Oh right, the sandcastles. When we reached the beach at East Coast we saw the big mounds of sand already prepared, as well as a gigantic structure built for the school, which had a big word UMOJA imprinted on it. Two questions come to my mind: What does Umoja mean and how the heck are the letters imprinted so neatly in sand?!? I only can answer the first question: Umoja just means "united", which is the whole aim of this sandcastle-building, but I beg to differ, after later observations while building. (That word is Swahili, by the way)

We obviously can't build if we don't know how to use the tools given, so the trainers gave everybody a quick demonstration on how ridiculously simple it is to build walls, towers, stairs etc, all they did mainly is "Compact, Position, Tap, Remove". They didn't actually say that, I just invented that. But that is mainly what they do.

And then it was construction time. Because you can only build properly with wet sand, some guys have to constantly bring water to keep the sand moist. And where to get the water? Not a tap, but the nearby sea. I found that if you know when the tide comes in, filling up the pails take much less time! And it makes you wetter.

While everybody was toiling under the confusing weather(I say confusing because sometimes it was hot and sunny, sometimes there were clouds, sometimes it drizzled lightly), I saw the RI staff members trickling in. The principal and deputy headmaster showed up to see what we were doing.

Then I realized that this whole thing is also an excuse for teachers to enjoy themselves at the beach! Some teachers even brought their kids to play in the sand. The only difference between us and them is that their objective is to have fun, while ours is to satisfy the given requirements of the scenario, which is precisely what homework projects sound like. Of course, maybe it is good that the teachers are here instead of cooped up in the office cubicles...

Even when this castle-building activity finally ended, my day hadn't yet: right after that I had to make my way to a Japanese Noh performance at the National Library Drama Theatre(first time in there, and it is actually a good performance venue in term of the audience). If you're wondering what Noh(or Nogaku) is, here's the Wikipedia article.

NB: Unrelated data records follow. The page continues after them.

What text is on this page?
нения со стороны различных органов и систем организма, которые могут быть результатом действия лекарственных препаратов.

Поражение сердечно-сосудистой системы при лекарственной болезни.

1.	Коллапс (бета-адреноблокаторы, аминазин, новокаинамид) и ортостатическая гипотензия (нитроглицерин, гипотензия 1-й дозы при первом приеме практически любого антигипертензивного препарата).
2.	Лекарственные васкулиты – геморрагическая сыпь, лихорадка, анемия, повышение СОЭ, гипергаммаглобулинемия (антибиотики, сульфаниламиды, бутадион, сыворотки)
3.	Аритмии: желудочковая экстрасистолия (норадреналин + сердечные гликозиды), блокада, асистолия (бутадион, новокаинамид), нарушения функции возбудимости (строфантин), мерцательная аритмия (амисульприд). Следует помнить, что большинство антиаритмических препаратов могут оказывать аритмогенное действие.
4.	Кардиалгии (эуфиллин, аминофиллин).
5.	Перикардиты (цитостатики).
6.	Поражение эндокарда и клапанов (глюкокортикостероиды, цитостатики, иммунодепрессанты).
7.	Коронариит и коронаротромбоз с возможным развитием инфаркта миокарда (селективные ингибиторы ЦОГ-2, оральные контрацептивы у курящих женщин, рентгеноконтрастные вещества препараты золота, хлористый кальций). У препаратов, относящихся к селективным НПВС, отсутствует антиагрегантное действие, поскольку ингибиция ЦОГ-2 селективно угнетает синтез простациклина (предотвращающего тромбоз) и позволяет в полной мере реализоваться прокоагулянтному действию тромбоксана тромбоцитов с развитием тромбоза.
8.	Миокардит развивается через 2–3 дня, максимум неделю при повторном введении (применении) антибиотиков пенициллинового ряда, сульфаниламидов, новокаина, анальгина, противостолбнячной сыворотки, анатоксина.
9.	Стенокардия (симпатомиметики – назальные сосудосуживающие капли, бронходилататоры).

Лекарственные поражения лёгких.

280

Basically, it's a form of Japanese drama, where everything(yes, EVERYTHING) is done gracefully without haste...which is kinda bad since I just used up a lot of energy at the beach. Slow performance = higher chance of dozing off. Anyway, that concert finally ended at 10pm!!!

See how busy the first week is?!? I just wish the rest of the weeks aren't as jam-packed, because these five days have been VERY exhausting! Hopefully things can finally settle down and I can get accustomed to normal school life again...without getting a nervous breakdown. I know that 2010 is a year of so many brand new things, but not too many at once!